Chaebixi · on Jan 23, 2018

If you fail, it tells you you were wrong (some red text at the bottom) and gives you another challenge. I think it will sometimes just give you another challenge for more data, but it won't have red failure text.

Chaebixi · on Jan 23, 2018

> This creates a twisted Turing test situation where, to prove you are a human, you have to pretend to be a machine's idea of what a human is.

Exactly. I think Recaptcha was better when it was looking for consistency with other human answers. Using "AI" has the same problem you mentioned, plus its more vulnerable because it has the assumption that your "AI" is unapproachably far ahead of competitors.

nerdponx · on Jan 23, 2018

Street signs are a problem as well. Is the post part of the sign or not?

aswanson · on Jan 23, 2018

Twisted Turing test. There's a novel waiting to be written about this.

thom · on Jan 23, 2018

I went through exactly this today. Wasn't sure if it was the computer being dumb, or other people missing corners of signs or bridges etc. Still, takes me 5 goes every time.

pbhjpbhj · on Jan 23, 2018

The problem with the cars for me is their definition -- is that van classed as a car, how about the half-back, what about a 4x4, what about a 4x4 with no back windows, ...

indigochill · on Jan 23, 2018

What about a square that contains just a sliver of the car from the next box over? Does that still count? I hypothesize that my attempt to classify every pixel related to a car as a "car" may contribute to my failing of these tests.

toyg · on Jan 23, 2018

This is what kurtisc is saying. The algorithm is unable to classify those pixels, so you have to guess which bits of the car can be detected by the algorithm and then select only those. So you have machines asking humans to think like a machine in order to prove they are human.

js8 · on Jan 23, 2018

That was my experience with car and sign captchas as well..

But interestingly, it also depends on my mood, when I feel lazy, I click fewer boxes.

zer0t3ch · on Jan 23, 2018

Isn't it supposed to learn from you? IE, answering technically correctly but what it thinks is incorrect is slightly annoying for you, but better for the system in the long run. (ie better for everyone)

moreless · on Jan 23, 2018

Everyone? Or Google?
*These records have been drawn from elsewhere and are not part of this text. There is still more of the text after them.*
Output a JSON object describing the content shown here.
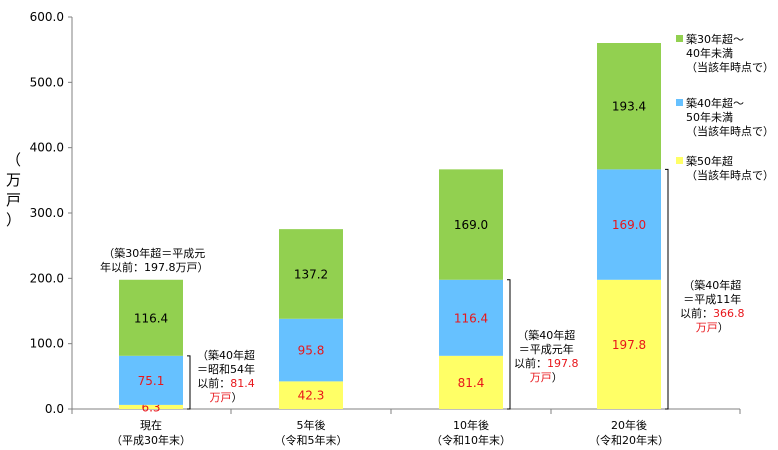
{
  "chart_data": {
    "type": "bar",
    "stacked": true,
    "categories": [
      {
        "line1": "現在",
        "line2": "（平成30年末）"
      },
      {
        "line1": "5年後",
        "line2": "（令和5年末）"
      },
      {
        "line1": "10年後",
        "line2": "（令和10年末）"
      },
      {
        "line1": "20年後",
        "line2": "（令和20年末）"
      }
    ],
    "series": [
      {
        "name_lines": [
          "築50年超",
          "（当該年時点で）"
        ],
        "color": "#ffff66",
        "label_color": "#e8161b",
        "values": [
          6.3,
          42.3,
          81.4,
          197.8
        ],
        "labels": [
          "6.3",
          "42.3",
          "81.4",
          "197.8"
        ]
      },
      {
        "name_lines": [
          "築40年超～",
          "50年未満",
          "（当該年時点で）"
        ],
        "color": "#66c1ff",
        "label_color": "#e8161b",
        "values": [
          75.1,
          95.8,
          116.4,
          169.0
        ],
        "labels": [
          "75.1",
          "95.8",
          "116.4",
          "169.0"
        ]
      },
      {
        "name_lines": [
          "築30年超～",
          "40年未満",
          "（当該年時点で）"
        ],
        "color": "#92d050",
        "label_color": "#000000",
        "values": [
          116.4,
          137.2,
          169.0,
          193.4
        ],
        "labels": [
          "116.4",
          "137.2",
          "169.0",
          "193.4"
        ]
      }
    ],
    "ylabel_chars": [
      "（",
      "万",
      "戸",
      "）"
    ],
    "ylim": [
      0,
      600
    ],
    "yticks": [
      "0.0",
      "100.0",
      "200.0",
      "300.0",
      "400.0",
      "500.0",
      "600.0"
    ],
    "grid": false,
    "legend_position": "right",
    "annotations": [
      {
        "lines": [
          [
            {
              "t": "（築30年超＝平成元"
            }
          ],
          [
            {
              "t": "年以前：197.8万戸）"
            }
          ]
        ]
      },
      {
        "lines": [
          [
            {
              "t": "（築40年超"
            }
          ],
          [
            {
              "t": "＝昭和54年"
            }
          ],
          [
            {
              "t": "以前："
            },
            {
              "t": "81.4",
              "red": true
            }
          ],
          [
            {
              "t": "万戸",
              "red": true
            },
            {
              "t": "）"
            }
          ]
        ]
      },
      {
        "lines": [
          [
            {
              "t": "（築40年超"
            }
          ],
          [
            {
              "t": "＝平成元年"
            }
          ],
          [
            {
              "t": "以前："
            },
            {
              "t": "197.8",
              "red": true
            }
          ],
          [
            {
              "t": "万戸",
              "red": true
            },
            {
              "t": "）"
            }
          ]
        ]
      },
      {
        "lines": [
          [
            {
              "t": "（築40年超"
            }
          ],
          [
            {
              "t": "＝平成11年"
            }
          ],
          [
            {
              "t": "以前："
            },
            {
              "t": "366.8",
              "red": true
            }
          ],
          [
            {
              "t": "万戸",
              "red": true
            },
            {
              "t": "）"
            }
          ]
        ]
      }
    ]
  }
}
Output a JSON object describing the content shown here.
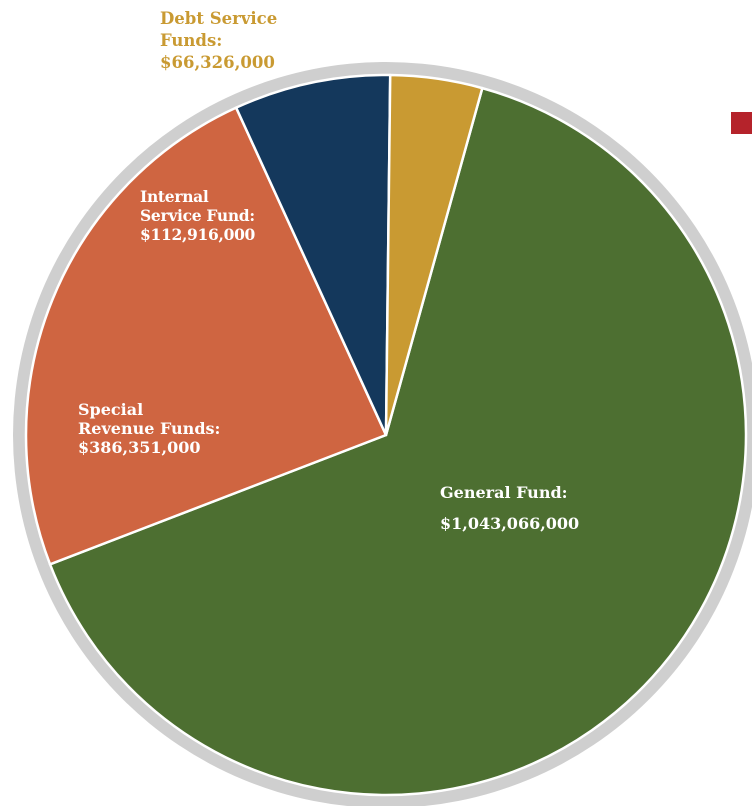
{
  "chart_data": {
    "type": "pie",
    "slices": [
      {
        "label_lines": [
          "General Fund:",
          "$1,043,066,000"
        ],
        "value": 1043066000,
        "color": "#4d6f31"
      },
      {
        "label_lines": [
          "Special",
          "Revenue Funds:",
          "$386,351,000"
        ],
        "value": 386351000,
        "color": "#cf6541"
      },
      {
        "label_lines": [
          "Internal",
          "Service Fund:",
          "$112,916,000"
        ],
        "value": 112916000,
        "color": "#14385c"
      },
      {
        "label_lines": [
          "Debt Service",
          "Funds:",
          "$66,326,000"
        ],
        "value": 66326000,
        "color": "#c99a32"
      }
    ]
  },
  "colors": {
    "ring": "#cfcfcf",
    "slice_border": "#ffffff",
    "debt_label_text": "#c99a32",
    "accent": "#b5232b"
  }
}
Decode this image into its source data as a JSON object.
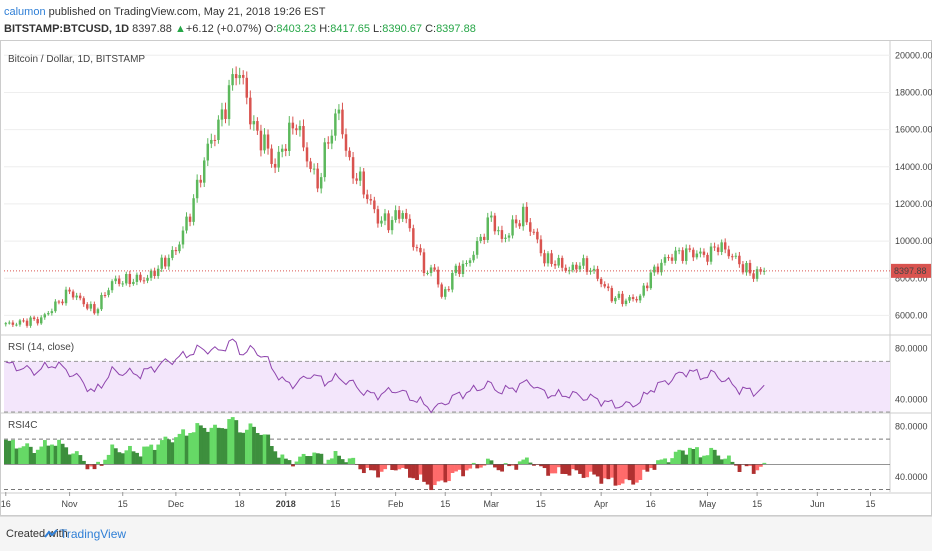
{
  "publisher": {
    "user": "calumon",
    "text": " published on TradingView.com, May 21, 2018 19:26 EST"
  },
  "ticker": {
    "symbol": "BITSTAMP:BTCUSD, 1D",
    "last": "8397.88",
    "change": "+6.12 (+0.07%)",
    "o_label": "O:",
    "o": "8403.23",
    "h_label": "H:",
    "h": "8417.65",
    "l_label": "L:",
    "l": "8390.67",
    "c_label": "C:",
    "c": "8397.88"
  },
  "footer": {
    "created": "Created with",
    "brand": "TradingView"
  },
  "colors": {
    "up": "#5cb85c",
    "down": "#d9534f",
    "rsi_line": "#8e44ad",
    "rsi_band": "#f3e6fb",
    "grid": "#eeeeee",
    "price_line": "#d9534f"
  },
  "chart_data": [
    {
      "type": "candlestick",
      "title": "Bitcoin / Dollar, 1D, BITSTAMP",
      "ylim": [
        5000,
        20500
      ],
      "y_ticks": [
        "20000.00",
        "18000.00",
        "16000.00",
        "14000.00",
        "12000.00",
        "10000.00",
        "8000.00",
        "6000.00"
      ],
      "last_price_label": "8397.88",
      "x_tick_labels": [
        "16",
        "Nov",
        "15",
        "Dec",
        "18",
        "2018",
        "15",
        "Feb",
        "15",
        "Mar",
        "15",
        "Apr",
        "16",
        "May",
        "15",
        "Jun",
        "15"
      ],
      "close_anchors": [
        [
          0,
          5500
        ],
        [
          10,
          5800
        ],
        [
          18,
          7300
        ],
        [
          25,
          6200
        ],
        [
          30,
          7800
        ],
        [
          40,
          8000
        ],
        [
          48,
          9500
        ],
        [
          52,
          11500
        ],
        [
          57,
          15000
        ],
        [
          61,
          16700
        ],
        [
          65,
          19300
        ],
        [
          67,
          18500
        ],
        [
          70,
          16000
        ],
        [
          73,
          15300
        ],
        [
          76,
          14000
        ],
        [
          78,
          15000
        ],
        [
          82,
          16500
        ],
        [
          84,
          15000
        ],
        [
          88,
          13000
        ],
        [
          91,
          15500
        ],
        [
          94,
          17000
        ],
        [
          97,
          14000
        ],
        [
          100,
          13200
        ],
        [
          105,
          11200
        ],
        [
          108,
          11000
        ],
        [
          112,
          11600
        ],
        [
          115,
          10000
        ],
        [
          119,
          8200
        ],
        [
          121,
          8600
        ],
        [
          123,
          6900
        ],
        [
          127,
          8500
        ],
        [
          130,
          8700
        ],
        [
          135,
          10500
        ],
        [
          137,
          11300
        ],
        [
          140,
          10000
        ],
        [
          143,
          10800
        ],
        [
          146,
          11400
        ],
        [
          149,
          10400
        ],
        [
          152,
          9000
        ],
        [
          155,
          8900
        ],
        [
          159,
          8400
        ],
        [
          162,
          8800
        ],
        [
          165,
          8500
        ],
        [
          168,
          7800
        ],
        [
          171,
          7000
        ],
        [
          175,
          6800
        ],
        [
          179,
          7000
        ],
        [
          182,
          8200
        ],
        [
          186,
          9000
        ],
        [
          189,
          9300
        ],
        [
          193,
          9400
        ],
        [
          198,
          9200
        ],
        [
          201,
          9800
        ],
        [
          205,
          9200
        ],
        [
          208,
          8600
        ],
        [
          211,
          8200
        ],
        [
          214,
          8398
        ]
      ]
    },
    {
      "type": "line",
      "title": "RSI (14, close)",
      "ylim": [
        30,
        90
      ],
      "y_ticks": [
        "80.0000",
        "40.0000"
      ],
      "band": [
        30,
        70
      ],
      "anchors": [
        [
          0,
          68
        ],
        [
          8,
          62
        ],
        [
          14,
          68
        ],
        [
          20,
          58
        ],
        [
          25,
          45
        ],
        [
          30,
          62
        ],
        [
          38,
          60
        ],
        [
          44,
          68
        ],
        [
          50,
          74
        ],
        [
          55,
          80
        ],
        [
          60,
          78
        ],
        [
          64,
          86
        ],
        [
          67,
          76
        ],
        [
          70,
          80
        ],
        [
          74,
          70
        ],
        [
          78,
          54
        ],
        [
          82,
          52
        ],
        [
          86,
          60
        ],
        [
          90,
          54
        ],
        [
          94,
          57
        ],
        [
          98,
          52
        ],
        [
          102,
          44
        ],
        [
          106,
          44
        ],
        [
          110,
          48
        ],
        [
          114,
          42
        ],
        [
          118,
          36
        ],
        [
          121,
          32
        ],
        [
          124,
          38
        ],
        [
          128,
          44
        ],
        [
          132,
          47
        ],
        [
          136,
          52
        ],
        [
          140,
          46
        ],
        [
          144,
          50
        ],
        [
          148,
          54
        ],
        [
          151,
          46
        ],
        [
          155,
          43
        ],
        [
          159,
          44
        ],
        [
          163,
          42
        ],
        [
          167,
          40
        ],
        [
          171,
          36
        ],
        [
          175,
          35
        ],
        [
          179,
          38
        ],
        [
          182,
          48
        ],
        [
          185,
          52
        ],
        [
          189,
          58
        ],
        [
          193,
          63
        ],
        [
          196,
          58
        ],
        [
          200,
          60
        ],
        [
          203,
          55
        ],
        [
          207,
          48
        ],
        [
          211,
          46
        ],
        [
          214,
          48
        ]
      ]
    },
    {
      "type": "area",
      "title": "RSI4C",
      "ylim": [
        28,
        90
      ],
      "y_ticks": [
        "80.0000",
        "40.0000"
      ],
      "midline": 50,
      "band": [
        30,
        70
      ]
    }
  ]
}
I don't feel particularly happy about being used as a lab rat, so no, thank you - I don't care about the quality of Google's AI. If anything, I would purposefully mislead it if I knew how.

amrrs · on Jan 23, 2018

Don't you think that's how a lot of training data can be generated efficient for future ML/AI breakthroughs?

kbart · on Jan 23, 2018

So we will get even more "targeted ads" in our faces? No, thanks. I think ML/AI has a great potential (especially in medicine), but I just don't trust ad companies to use it for any good cause.

JshWright · on Jan 23, 2018

Has Google published this training set somewhere? Until they do, you're absolutely right that this is a great way to build a training set, but I don't see how it's to anyone's benefit but Google's.

dboreham · on Jan 23, 2018

I find the same thing with the road signs : other people are giving (imho) the wrong answer by not including squares that cover a small, but non-zero part of the sign.